With alpha set to zero, there’s no penalty at all and we get the same results as before:

random.seed(0)
beta_0 = estimate_beta_ridge(x, daily_minutes_good, alpha=0.0)
# [30.6, 0.97, -1.87, 0.91]
dot(beta_0[1:], beta_0[1:]) # 5.26
multiple_r_squared(x, daily_minutes_good, beta_0) # 0.680

As we increase alpha, the goodness of fit gets worse, but the size of beta gets smaller:

beta_0_01 = estimate_beta_ridge(x, daily_minutes_good, alpha=0.01)
# [30.6, 0.97, -1.86, 0.89]
dot(beta_0_01[1:], beta_0_01[1:])  # 5.19
multiple_r_squared(x, daily_minutes_good, beta_0_01)  # 0.680
 
beta_0_1 = estimate_beta_ridge(x, daily_minutes_good, alpha=0.1)
# [30.8, 0.95, -1.84, 0.54]
dot(beta_0_1[1:], beta_0_1[1:])  # 4.60
multiple_r_squared(x, daily_minutes_good, beta_0_1)  # 0.680
 
beta_1 = estimate_beta_ridge(x, daily_minutes_good, alpha=1)
# [30.7, 0.90, -1.69, 0.085]
dot(beta_1[1:], beta_1[1:])  # 3.69
multiple_r_squared(x, daily_minutes_good, beta_1)  # 0.676
 
beta_10 = estimate_beta_ridge(x, daily_minutes_good, alpha=10)
# [28.3, 0.72, -0.91, -0.017]
dot(beta_10[1:], beta_10[1:])  # 1.36
multiple_r_squared(x, daily_minutes_good, beta_10)  # 0.573

In particular, the coefficient on “PhD” vanishes as we increase the penalty, which accords with our previous result that it wasn’t significantly different from zero.

NOTE

Usually you’d want to rescale your data before using this approach. After all, if you changed years of experience to centuries of experience, its least squares coefficient would increase by a factor of 100 and suddenly get penalized much more, even though it’s the same model.

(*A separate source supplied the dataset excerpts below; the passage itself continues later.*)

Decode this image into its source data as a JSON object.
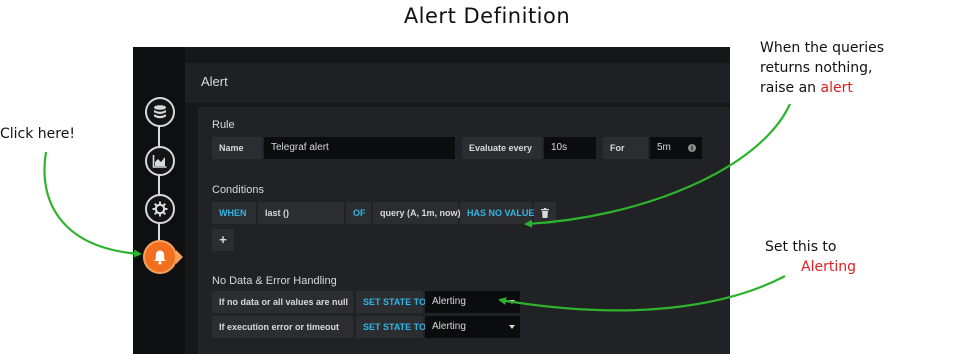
{
  "annotations": {
    "title": "Alert Definition",
    "click_here": "Click here!",
    "queries_line1": "When the queries",
    "queries_line2": "returns nothing,",
    "queries_line3_prefix": "raise an",
    "queries_line3_highlight": "alert",
    "set_line1": "Set this to",
    "set_highlight": "Alerting"
  },
  "colors": {
    "accent_blue": "#33b5e5",
    "alert_orange": "#f26f20",
    "annotation_red": "#e02020",
    "arrow_green": "#2db32d"
  },
  "sidebar": {
    "steps": [
      {
        "icon": "database-icon"
      },
      {
        "icon": "chart-icon"
      },
      {
        "icon": "gear-icon"
      },
      {
        "icon": "bell-icon",
        "active": true
      }
    ]
  },
  "header": {
    "title": "Alert"
  },
  "rule": {
    "section_title": "Rule",
    "name_label": "Name",
    "name_value": "Telegraf alert",
    "evaluate_label": "Evaluate every",
    "evaluate_value": "10s",
    "for_label": "For",
    "for_value": "5m"
  },
  "conditions": {
    "section_title": "Conditions",
    "when": "WHEN",
    "reducer": "last ()",
    "of": "OF",
    "query": "query (A, 1m, now)",
    "evaluator": "HAS NO VALUE",
    "add": "+"
  },
  "nodata": {
    "section_title": "No Data & Error Handling",
    "rows": [
      {
        "label": "If no data or all values are null",
        "set_state": "SET STATE TO",
        "value": "Alerting"
      },
      {
        "label": "If execution error or timeout",
        "set_state": "SET STATE TO",
        "value": "Alerting"
      }
    ]
  }
}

Another approach is lasso regression, which uses the penalty:

def lasso_penalty(beta, alpha):
    return alpha * sum(abs(beta_i) for beta_i in beta[1:])

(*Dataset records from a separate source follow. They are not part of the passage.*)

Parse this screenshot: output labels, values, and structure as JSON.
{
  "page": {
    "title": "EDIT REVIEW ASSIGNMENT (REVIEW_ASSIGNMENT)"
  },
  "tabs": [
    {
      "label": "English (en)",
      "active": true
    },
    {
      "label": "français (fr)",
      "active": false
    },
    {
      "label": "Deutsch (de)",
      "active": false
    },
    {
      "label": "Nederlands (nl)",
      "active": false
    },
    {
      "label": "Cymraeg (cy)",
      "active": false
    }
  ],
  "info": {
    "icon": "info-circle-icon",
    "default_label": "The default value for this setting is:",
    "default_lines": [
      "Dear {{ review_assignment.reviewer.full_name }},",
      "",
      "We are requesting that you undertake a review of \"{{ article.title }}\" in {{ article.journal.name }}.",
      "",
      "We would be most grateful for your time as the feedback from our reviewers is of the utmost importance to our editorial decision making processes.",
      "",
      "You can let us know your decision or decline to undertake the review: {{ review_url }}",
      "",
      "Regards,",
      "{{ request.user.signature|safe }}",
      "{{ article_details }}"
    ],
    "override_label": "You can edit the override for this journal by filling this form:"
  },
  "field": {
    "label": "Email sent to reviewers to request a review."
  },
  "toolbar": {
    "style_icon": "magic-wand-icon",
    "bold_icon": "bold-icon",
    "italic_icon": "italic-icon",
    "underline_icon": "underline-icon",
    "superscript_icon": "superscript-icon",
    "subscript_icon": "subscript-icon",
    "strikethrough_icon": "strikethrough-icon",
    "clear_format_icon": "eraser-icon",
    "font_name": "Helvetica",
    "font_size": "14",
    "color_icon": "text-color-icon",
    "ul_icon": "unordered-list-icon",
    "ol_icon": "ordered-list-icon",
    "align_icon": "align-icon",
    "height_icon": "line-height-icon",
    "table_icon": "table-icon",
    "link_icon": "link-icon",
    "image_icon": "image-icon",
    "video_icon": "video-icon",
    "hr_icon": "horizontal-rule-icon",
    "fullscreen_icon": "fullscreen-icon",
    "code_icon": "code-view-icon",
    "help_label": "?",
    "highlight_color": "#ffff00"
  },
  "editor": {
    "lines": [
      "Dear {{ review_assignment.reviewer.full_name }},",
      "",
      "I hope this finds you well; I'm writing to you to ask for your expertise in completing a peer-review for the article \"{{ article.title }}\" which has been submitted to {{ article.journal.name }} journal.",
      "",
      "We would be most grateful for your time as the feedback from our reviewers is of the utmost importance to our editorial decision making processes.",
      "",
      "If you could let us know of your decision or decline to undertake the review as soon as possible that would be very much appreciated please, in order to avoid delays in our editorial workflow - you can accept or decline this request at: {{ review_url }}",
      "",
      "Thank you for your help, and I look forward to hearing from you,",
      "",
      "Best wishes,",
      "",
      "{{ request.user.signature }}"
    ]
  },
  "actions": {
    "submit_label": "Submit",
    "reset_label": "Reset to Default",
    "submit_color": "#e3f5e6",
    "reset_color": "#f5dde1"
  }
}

Whereas the ridge penalty shrank the coefficients overall, the lasso penalty tends to force coefficients to be zero, which makes it good for learning sparse models. Unfortunately, it’s not amenable to gradient descent, which means that we won’t be able to solve it from scratch.

For Further Exploration

§  Regression has a rich and expansive theory behind it. This is another place where you should consider reading a textbook or at least a lot of Wikipedia articles.

§  scikit-learn has a linear_model module that provides a LinearRegression model similar to ours, as well as Ridge regression, Lasso regression, and other types of regularization too.

§  Statsmodels is another Python module that contains (among other things) linear regression models.